Bachelor’s degree in an information systems-related field is required or 5 years of equivalent work experience. Advanced degree preferred.
Min 3-6 years in IT including at least 2 years in IT security operations, 2-5 years in a global organization;
Demonstrated Skills and Competencies
- Demonstrable experience leading and improving incident response for 8,000+ enterprises including establishing processes, standards, and runbooks. - Validated, hands-on understanding of Azure and enterprise-class technologies including phishing simulators, email security (i.e. gateway, DMARC/SPF/DKIM, etc.) M365, DLP and SSO/SAML, etc. sufficient to engineer technical security controls and respond to incidents. - Confirmed, hands-on experience optimizing cloud security systems such as MS Defender, Google Security Center, AWS (i.e. IAM, Macie, GuardDuty, Cloudtrail, etc.) Meraki, CASB, Box or Salesforce Shield, etc.) - Experience with MS KQL, python, and cyber frameworks (i.e Mitre Attack Framework, CIS, OWASP, etc.). - Good interpersonal skills to help identify key relationships and to maintain them, and adequate oral and written communications skills for technical policy and standards development. - Proven project management capabilities for deployment of IT security products and supporting communications skills needed to drive organizational change.
Language Skills: English required
Language Skills: English required; French and Arabic a plus
Certificates or Licenses: GIAC, CISSP, ITIL, CISM or others, which support adequate ability to design, deploy and operate IT security solutions; must possess or be actively working towards AZ500 Microsoft Azure Security Technologies.

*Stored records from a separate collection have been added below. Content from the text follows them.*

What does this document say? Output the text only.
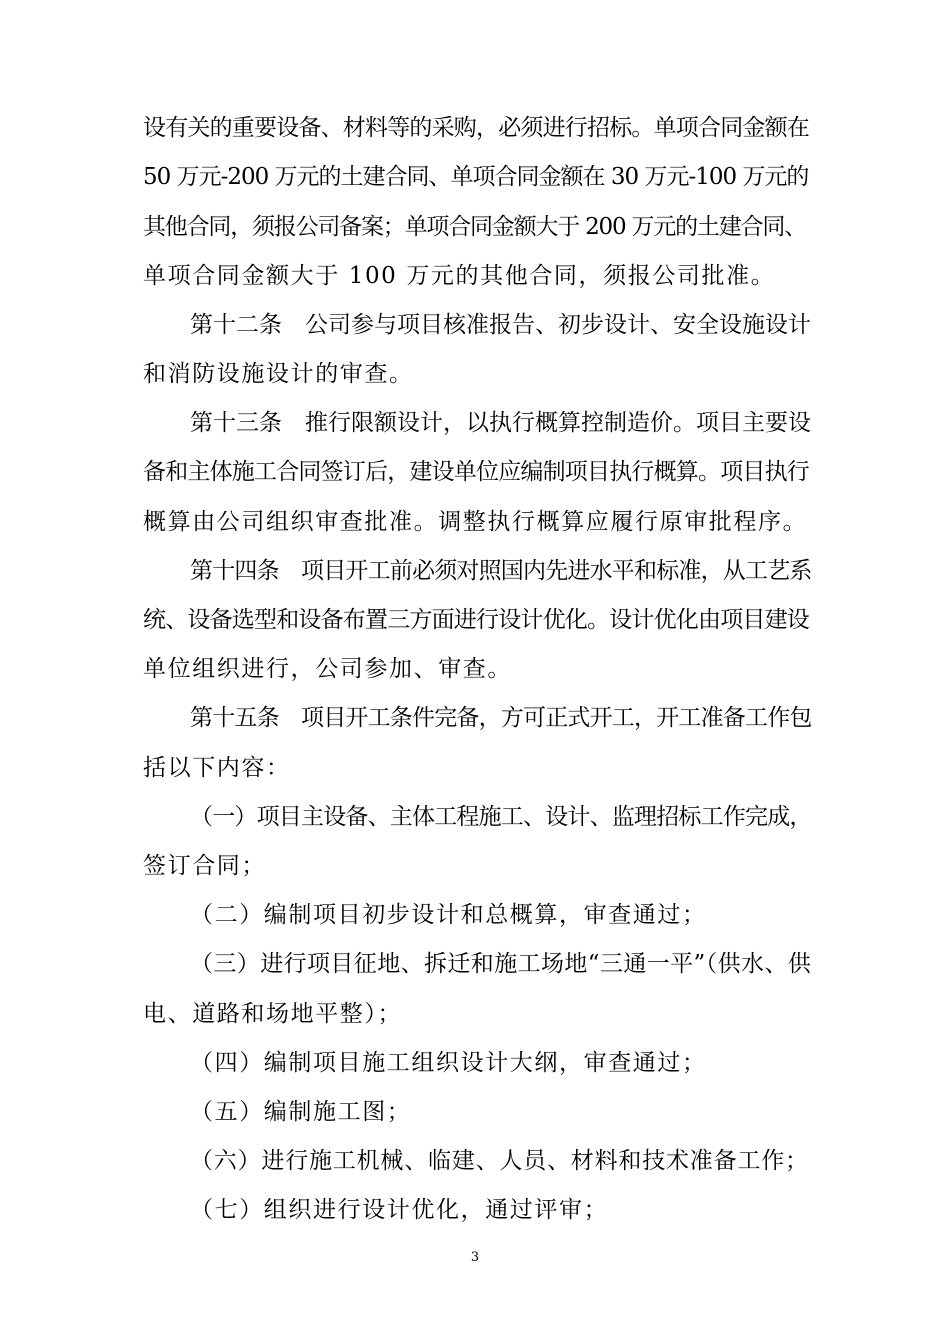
设有关的重要设备、材料等的采购，必须进行招标。单项合同金额在
50 万元-200 万元的土建合同、单项合同金额在 30 万元-100 万元的
其他合同，须报公司备案；单项合同金额大于 200 万元的土建合同、
单项合同金额大于 100 万元的其他合同，须报公司批准。
第十二条　公司参与项目核准报告、初步设计、安全设施设计
和消防设施设计的审查。
第十三条　推行限额设计，以执行概算控制造价。项目主要设
备和主体施工合同签订后，建设单位应编制项目执行概算。项目执行
概算由公司组织审查批准。调整执行概算应履行原审批程序。
第十四条　项目开工前必须对照国内先进水平和标准，从工艺系
统、设备选型和设备布置三方面进行设计优化。设计优化由项目建设
单位组织进行，公司参加、审查。
第十五条　项目开工条件完备，方可正式开工，开工准备工作包
括以下内容：
（一）项目主设备、主体工程施工、设计、监理招标工作完成，
签订合同；
（二）编制项目初步设计和总概算，审查通过；
（三）进行项目征地、拆迁和施工场地“三通一平”（供水、供
电、道路和场地平整）；
（四）编制项目施工组织设计大纲，审查通过；
（五）编制施工图；
（六）进行施工机械、临建、人员、材料和技术准备工作；
（七）组织进行设计优化，通过评审；
3
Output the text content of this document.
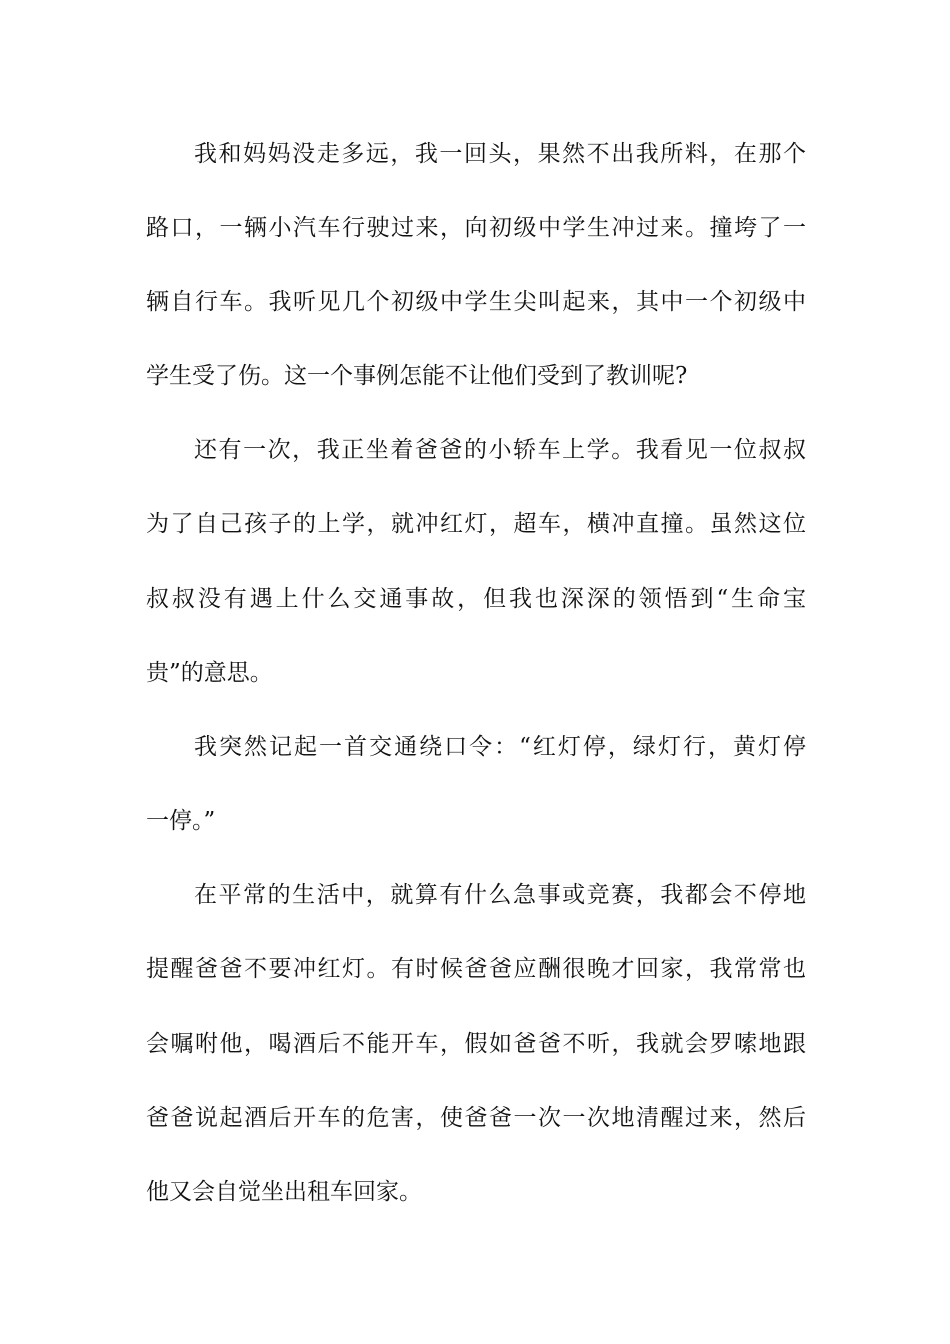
我和妈妈没走多远，我一回头，果然不出我所料，在那个
路口，一辆小汽车行驶过来，向初级中学生冲过来。撞垮了一
辆自行车。我听见几个初级中学生尖叫起来，其中一个初级中
学生受了伤。这一个事例怎能不让他们受到了教训呢?
还有一次，我正坐着爸爸的小轿车上学。我看见一位叔叔
为了自己孩子的上学，就冲红灯，超车，横冲直撞。虽然这位
叔叔没有遇上什么交通事故，但我也深深的领悟到“生命宝
贵”的意思。
我突然记起一首交通绕口令：“红灯停，绿灯行，黄灯停
一停。”
在平常的生活中，就算有什么急事或竞赛，我都会不停地
提醒爸爸不要冲红灯。有时候爸爸应酬很晚才回家，我常常也
会嘱咐他，喝酒后不能开车，假如爸爸不听，我就会罗嗦地跟
爸爸说起酒后开车的危害，使爸爸一次一次地清醒过来，然后
他又会自觉坐出租车回家。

Working Environment: Standard office work environment; work location may be another IRC office.
Travel****: Up to 5% /year
The IRC and IRC workers must adhere to the values and principles outlined in IRC Way - Standards for Professional Conduct. These are Integrity, Equality, Service, and Accountability. In accordance with these values, the IRC operates and carries out policies on Beneficiary Protection from Exploitation and Abuse, Child Safeguarding, Anti Workplace Harassment, Fiscal Integrity, and Anti-Retaliation.
IRC et les employés de IRC doivent adhérer aux valeurs et principes contenus dans le IRC WAY (normes de conduite professionnelle). Ce sont l’Intégrité, Egalite, le Service, et la Responsabilité. En conformité avec ces valeurs, IRC opère et fait respecter les politiques sur la protection des bénéficiaires contre l’exploitation et les abus, la protection de l’enfant, le harcèlement sur les lieux de travail, l’intégrité financière, et les représailles.